I feel like this is the forest-through-the-trees comment. The data shouldn’t exist and that should be the direction of legislation. If it’s available for purchase then I think it would be weird that any schmuck could buy it but not the government. If the data collection is stopped, no one gets it and everyone wins.
Also, if something is technically possible but illegal for the CIA/FBI/etc to do, it just means they have to try to hide the fact they’re still doing it
They still need data to be collected on everyone. They’re just going to start buying the data of all the “bad” people which will be a third of the population.
The amount of hoop-jumping everyone in this country has to do to convince the Supreme Court to actually enforce the articles and amendments of the constitution unless it’s the 2nd amendment is both infuriating and incredibly telling.
New strategy: convince them this data collection includes information about their guns, and these third parties are collecting it in order to take them away.
Section 504’s massive expansion of surveillance.
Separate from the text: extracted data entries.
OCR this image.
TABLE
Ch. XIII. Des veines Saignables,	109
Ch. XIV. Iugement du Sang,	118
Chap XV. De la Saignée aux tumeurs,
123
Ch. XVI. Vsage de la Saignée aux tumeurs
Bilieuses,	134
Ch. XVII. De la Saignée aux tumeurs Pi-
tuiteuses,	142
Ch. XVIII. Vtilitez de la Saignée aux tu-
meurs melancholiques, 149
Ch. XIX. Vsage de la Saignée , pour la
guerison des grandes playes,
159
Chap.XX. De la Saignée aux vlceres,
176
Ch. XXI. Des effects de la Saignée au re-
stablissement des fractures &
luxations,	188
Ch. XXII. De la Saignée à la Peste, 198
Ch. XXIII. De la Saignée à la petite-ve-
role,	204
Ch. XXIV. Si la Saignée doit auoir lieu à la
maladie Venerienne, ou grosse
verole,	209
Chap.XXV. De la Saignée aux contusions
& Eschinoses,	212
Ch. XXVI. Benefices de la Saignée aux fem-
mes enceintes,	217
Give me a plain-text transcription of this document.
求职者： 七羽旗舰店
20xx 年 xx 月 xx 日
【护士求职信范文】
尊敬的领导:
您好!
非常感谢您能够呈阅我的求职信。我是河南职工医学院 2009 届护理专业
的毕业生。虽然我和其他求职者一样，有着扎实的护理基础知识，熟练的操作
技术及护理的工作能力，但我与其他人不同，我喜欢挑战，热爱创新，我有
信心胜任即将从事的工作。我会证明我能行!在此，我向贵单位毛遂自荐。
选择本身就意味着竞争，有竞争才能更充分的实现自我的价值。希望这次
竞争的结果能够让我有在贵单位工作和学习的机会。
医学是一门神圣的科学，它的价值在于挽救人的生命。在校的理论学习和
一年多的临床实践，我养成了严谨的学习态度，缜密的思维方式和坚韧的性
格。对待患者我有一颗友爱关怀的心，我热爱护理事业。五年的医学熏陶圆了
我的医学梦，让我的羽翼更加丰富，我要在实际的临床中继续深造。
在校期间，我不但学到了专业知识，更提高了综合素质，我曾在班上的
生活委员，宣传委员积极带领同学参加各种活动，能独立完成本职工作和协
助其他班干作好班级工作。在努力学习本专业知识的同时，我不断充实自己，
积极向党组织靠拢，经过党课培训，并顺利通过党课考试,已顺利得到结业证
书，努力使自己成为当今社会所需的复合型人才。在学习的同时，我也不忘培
Through an innocuous-seeming change to the definition of “electronic communication service provider,” the bill would vastly expand the universe of entities inside the U.S. that must assist the government in conducting Section 702 surveillance. Going forward, it would not just be entities that have direct access to communications, like email and phone service providers, that could be required to turn over communications. Any business that has access to “equipment” on which communications are stored and transmitted would be fair game. That means hotels, libraries, coffee shops, and other businesses that provide wifi could be compelled to serve as surrogate spies, structuring their systems so that they can give the government access to entire communications streams. Conscripting U.S. business into intelligence agencies’ service was a feature of the 2007 Protect America Act; Congress explicitly and appropriately rejected this feature one year later when it passed Section 702.